When running it, I noticed that quality information (% confidence, manual/automatic quality control, nominal confidence threshold) are sent multiple times, each time for a different value of generating application.
When existing attributes are decoded, wreport overrides the existing values, and since the last generating application has 0 for all % confidence, 0 is the value that ends up in the B33007 attribute.
How would you like this kind of data to be handled?
Note that there is currently no way to store more than one attribute with the same code on the same variable.
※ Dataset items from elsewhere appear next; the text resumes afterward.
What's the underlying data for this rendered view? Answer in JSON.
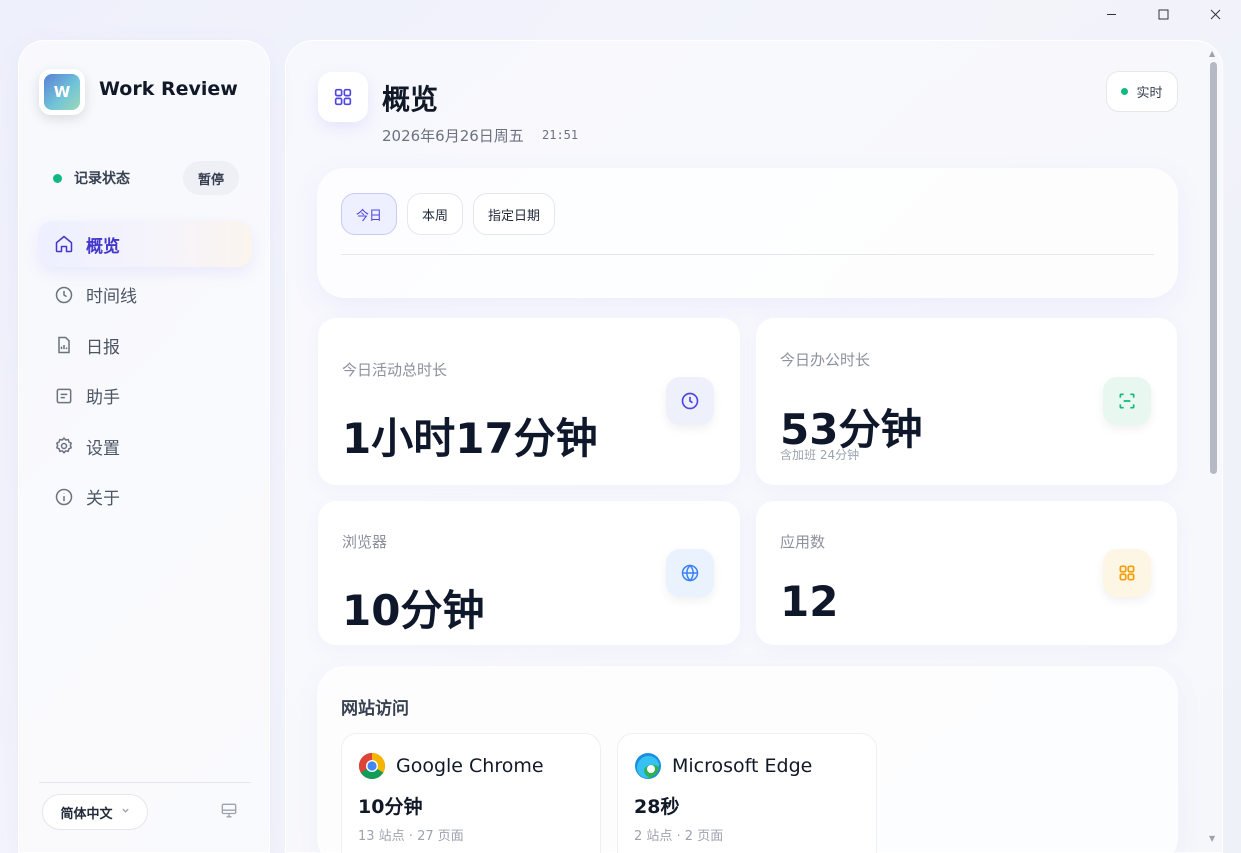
{
  "window": {
    "minimize": "—",
    "maximize": "☐",
    "close": "✕"
  },
  "app": {
    "title": "Work Review",
    "logo_glyph": "W"
  },
  "recording": {
    "label": "记录状态",
    "pause_label": "暂停",
    "status_color": "#10b981"
  },
  "nav": [
    {
      "label": "概览",
      "icon": "home-icon",
      "active": true
    },
    {
      "label": "时间线",
      "icon": "clock-icon",
      "active": false
    },
    {
      "label": "日报",
      "icon": "report-icon",
      "active": false
    },
    {
      "label": "助手",
      "icon": "assistant-icon",
      "active": false
    },
    {
      "label": "设置",
      "icon": "gear-icon",
      "active": false
    },
    {
      "label": "关于",
      "icon": "info-icon",
      "active": false
    }
  ],
  "language": {
    "label": "简体中文"
  },
  "header": {
    "title": "概览",
    "date": "2026年6月26日周五",
    "time": "21:51",
    "live_label": "实时"
  },
  "range_tabs": [
    {
      "label": "今日",
      "active": true
    },
    {
      "label": "本周",
      "active": false
    },
    {
      "label": "指定日期",
      "active": false
    }
  ],
  "stats": {
    "active_total": {
      "label": "今日活动总时长",
      "value": "1小时17分钟",
      "icon": "clock-icon",
      "accent": "#4f46e5"
    },
    "office": {
      "label": "今日办公时长",
      "value": "53分钟",
      "sub": "含加班 24分钟",
      "icon": "focus-icon",
      "accent": "#10b981"
    },
    "browser": {
      "label": "浏览器",
      "value": "10分钟",
      "icon": "globe-icon",
      "accent": "#3b82f6"
    },
    "apps": {
      "label": "应用数",
      "value": "12",
      "icon": "grid-icon",
      "accent": "#f59e0b"
    }
  },
  "sites": {
    "title": "网站访问",
    "items": [
      {
        "browser": "Google Chrome",
        "icon": "chrome-icon",
        "time": "10分钟",
        "meta": "13 站点 · 27 页面"
      },
      {
        "browser": "Microsoft Edge",
        "icon": "edge-icon",
        "time": "28秒",
        "meta": "2 站点 · 2 页面"
      }
    ]
  }
}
A proposal: would it be possible to keep the last valid confidence value, if any (i.e. not override a valid value with an undef)? Since it would be possible to trick the bufr externally and set to undef the undesired confidence values, this modification would be enough. N.B. the final request concerns bufr2netcdf, so it should work at a library level, not in the command line tools.
The consensus so far is:
@dcesari is it possible to have a BUFR with undefs instead of zeroes to try? I thought about implementing it, and chances are that the existing implementation works already that way
I managed to produce two files:
B005_2018031500_onenull.bufr
the third occurrence of "033007 PER CENT CONFIDENCE" for pressure is set to null for all values of pressure
B005_2018031500_twonull.bufr
the second and third occurrences of "033007 PER CENT CONFIDENCE" for pressure are set to null for all values of pressure
The second is actually what will be desired, i.e. keep the first occurrence of confidence and neglect second and third. Unfortunately wrep reports undef in both cases, meaning it keeps the last regardless of it being undef or not.
With the patch I pushed, it keeps the last non-null value found for an attribute: if you prefer the first, let me know and it's an easy change.
As a future development, I was thinking that it could be possible to make wreport configurable to whitelist/blacklist variables and attributes based on context values. For example, make it so that one could say "keep only attributes from generating application 2". Then one could read the same BUFR multiple times with multiple whitelists/blacklists, to get everything out. If this would be interesting, feel free to copypaste what I said in a new issue.
Thanks for the proposal, for the moments it is enough as is. I confirm that it works as expected.
In the attached bufr.zip file (satellite derived products, with subsets) wreport incorrectly decodes the data confidence information B33007:
The same file dumped with bufr_dump from eccodes or with other emos tools gives values !=0 for B33007, while wreport gives sistematically zero for every occurrence of the descriptor in this and other files.